Wednesday, 1 January 2014

Saints of the Shadow Bible

by Ian Rankin.

This is the newest Rankin book.  This book involves both Rebus and Malcolm Fox. 

Rebus has applied to be a police officer again (after retiring).  He is accepted but not at his retirement level.  He is working under a supervisor who is more interested in benefitting his career than in the work his team is doing.  He also ends up working with a woman supervisor who formerly was a subordinate of his.


Initially Rebus is investigating a  car crash.  A girl is found in the driver's seat but her boot is in the passenger side of the car and the trunk of the car has been pried open.  While this is going on Malcolm Fox is trying to investigate the police team that Rebus was part of early in his career, the Saints of the Shadow Bible.  Fox is convinced that they were unethical and may have protected a murderer, for reasons unknown.


Fox is interviewing Rebus and three of his colleagues, one of whom is dying.  Rebus is loyal to his teammates.  However, when another  person is killed, with a gun that Rebus's team had in their possession his loyalty starts to waver.  Initially he and Fox are in conflict and sparing, but over time they come to begrudgingly respect each other.

Then, a man is killed in his home.  He is a member of parliament and the father of the boyfriend of the girl in the car accident.  Rebus conivinces the bosses that the two crimes are related. Fox assigns Rebus to the task of going through case files from the Saint, in part to test him to see if he will remove anythin incriminating, but gradually they both start working together.  Despite the fact that he is told to leave the two cases alone Rebus does some reconnaisance on his own and eventualy figures things out and it implicates his team.

As the story ends the police departments are being reorganized, Fox will no longer be in complaints, we learn a little about him.  He is a former alcohlic who is committed to avoiding alcohol and wishes Rebus would admit his addiction.

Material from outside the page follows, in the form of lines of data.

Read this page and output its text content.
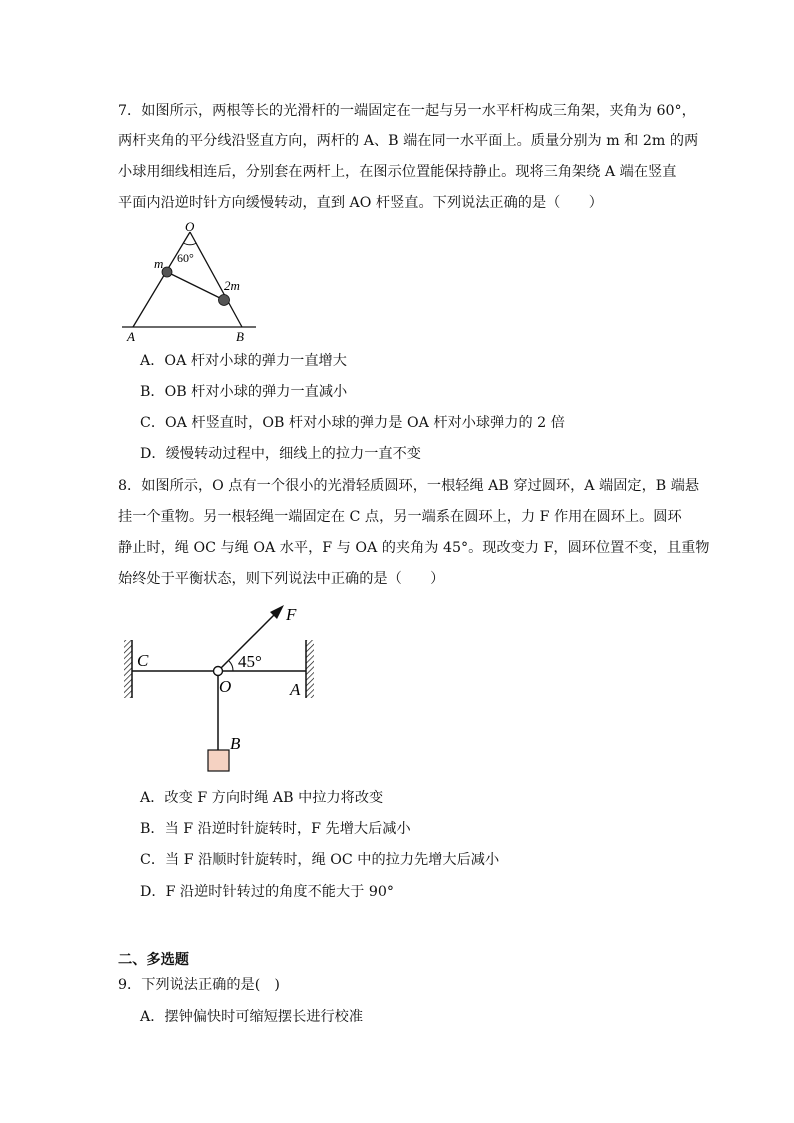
7．如图所示，两根等长的光滑杆的一端固定在一起与另一水平杆构成三角架，夹角为 60°，
两杆夹角的平分线沿竖直方向，两杆的 A、B 端在同一水平面上。质量分别为 m 和 2m 的两
小球用细线相连后，分别套在两杆上，在图示位置能保持静止。现将三角架绕 A 端在竖直
平面内沿逆时针方向缓慢转动，直到 AO 杆竖直。下列说法正确的是（　　）
O
60°
m
2m
A	B
A．OA 杆对小球的弹力一直增大
B．OB 杆对小球的弹力一直减小
C．OA 杆竖直时，OB 杆对小球的弹力是 OA 杆对小球弹力的 2 倍
D．缓慢转动过程中，细线上的拉力一直不变
8．如图所示，O 点有一个很小的光滑轻质圆环，一根轻绳 AB 穿过圆环，A 端固定，B 端悬
挂一个重物。另一根轻绳一端固定在 C 点，另一端系在圆环上，力 F 作用在圆环上。圆环
静止时，绳 OC 与绳 OA 水平，F 与 OA 的夹角为 45°。现改变力 F，圆环位置不变，且重物
始终处于平衡状态，则下列说法中正确的是（　　）
F
C
O	A
B
45°
A．改变 F 方向时绳 AB 中拉力将改变
B．当 F 沿逆时针旋转时，F 先增大后减小
C．当 F 沿顺时针旋转时，绳 OC 中的拉力先增大后减小
D．F 沿逆时针转过的角度不能大于 90°
二、多选题
9．下列说法正确的是(　)
A．摆钟偏快时可缩短摆长进行校准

He has a father who criticizes him constantly and a sister who is in trouble but doesn't seem to appreciate his assistance -- his father wants/expects him to try to help his sister.  Fox is worried about going back to being a regular cop after all the animosity he created with other police officers in his job in complaints

As the book proceeds it seems that Rebus admits and accepts that old police methods were not necessarily legal and don't fit in tody's force.  However, he then takes steps for punishment to be delivered on a criminal by a family member of a deceased person, so you wonder if he has really changed after all.

Rankin writes an entertaining mystery.  His characters Fox and Rebus are very complex.  He keeps you interested and it isn't easy to guess who "dunnit" or why.